A PubMatic company spokesperson told AdExchanger that Identity Hub “does not substitute, overwrite or manipulate identifiers provided by other wrappers unless the identifier is expired.” The spokesperson also said that the tool is only used by publishers to “supplement the bid requests created by other wrappers” and that this is fully the publisher’s choice.

The company later said that it had found a bug in “an outdated version” of Prebid from last year whereby Prebid’s user ID module wasn’t waiting long enough to get the consent signal.

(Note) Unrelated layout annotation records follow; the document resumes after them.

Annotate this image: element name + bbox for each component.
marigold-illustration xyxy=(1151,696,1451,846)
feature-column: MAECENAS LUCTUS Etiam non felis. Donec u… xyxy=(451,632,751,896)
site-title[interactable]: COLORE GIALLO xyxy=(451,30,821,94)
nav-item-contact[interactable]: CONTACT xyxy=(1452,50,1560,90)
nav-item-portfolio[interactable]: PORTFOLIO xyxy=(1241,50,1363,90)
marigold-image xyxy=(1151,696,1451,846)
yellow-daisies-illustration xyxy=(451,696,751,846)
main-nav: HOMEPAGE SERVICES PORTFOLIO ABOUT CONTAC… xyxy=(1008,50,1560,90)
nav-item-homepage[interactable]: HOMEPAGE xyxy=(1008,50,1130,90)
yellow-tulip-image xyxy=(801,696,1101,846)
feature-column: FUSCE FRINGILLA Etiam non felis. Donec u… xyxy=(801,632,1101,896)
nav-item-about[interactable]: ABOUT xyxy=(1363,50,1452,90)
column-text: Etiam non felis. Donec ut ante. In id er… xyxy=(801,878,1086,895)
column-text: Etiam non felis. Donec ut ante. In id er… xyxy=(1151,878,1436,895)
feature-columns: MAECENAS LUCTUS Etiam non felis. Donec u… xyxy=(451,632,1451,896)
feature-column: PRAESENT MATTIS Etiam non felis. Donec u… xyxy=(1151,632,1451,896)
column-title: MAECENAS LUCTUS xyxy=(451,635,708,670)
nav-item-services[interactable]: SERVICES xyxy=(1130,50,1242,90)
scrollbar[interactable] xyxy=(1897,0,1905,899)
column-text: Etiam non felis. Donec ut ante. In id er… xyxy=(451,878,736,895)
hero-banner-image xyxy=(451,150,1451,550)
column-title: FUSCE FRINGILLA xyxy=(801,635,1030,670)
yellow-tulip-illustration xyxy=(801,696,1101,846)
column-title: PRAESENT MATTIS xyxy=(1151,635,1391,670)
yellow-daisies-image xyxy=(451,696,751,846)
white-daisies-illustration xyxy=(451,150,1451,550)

This issue was fixed months ago for anyone using the latest version of Prebid.

PubMatic is now “encouraging impacted publishers to update their Identity Hub and Prebid instances so that they are using Prebid 7.0 or above to prevent this issue from occurring,” said Nishant Khatri, PubMatic’s SVP of product management.

Although this is a valid recommendation, the bug that PubMatic points to is unrelated to the consent timeout default in its own Identity Hub product and also doesn’t address the identifier overwriting issue.

Prebid’s code is open source and it’s up to any company that forks one of its GitHub repos, as PubMatic does, to be responsible for their own practices.

PubMatic also emphasized that it would get no financial benefit from altering bid requests, because all parties have access to the same IDs – and that is true.

Which is why the most important takeaway from all of this is that suppliers and their partners should keep regular tabs on themselves, on their vendors and on every tool they deploy.

“I’m partial to the phrase, ‘Be distrustful by design,” O’Sullivan said. “That means, do your own checks – on everything.”

AdExchanger reached out to Prebid about the identity stuffing issue on Tuesday, which was before being alerted to the bug by PubMatic on Thursday afternoon. A Prebid spokesperson said on Tuesday that the organization was unable to comment, but it’s looking into the issue.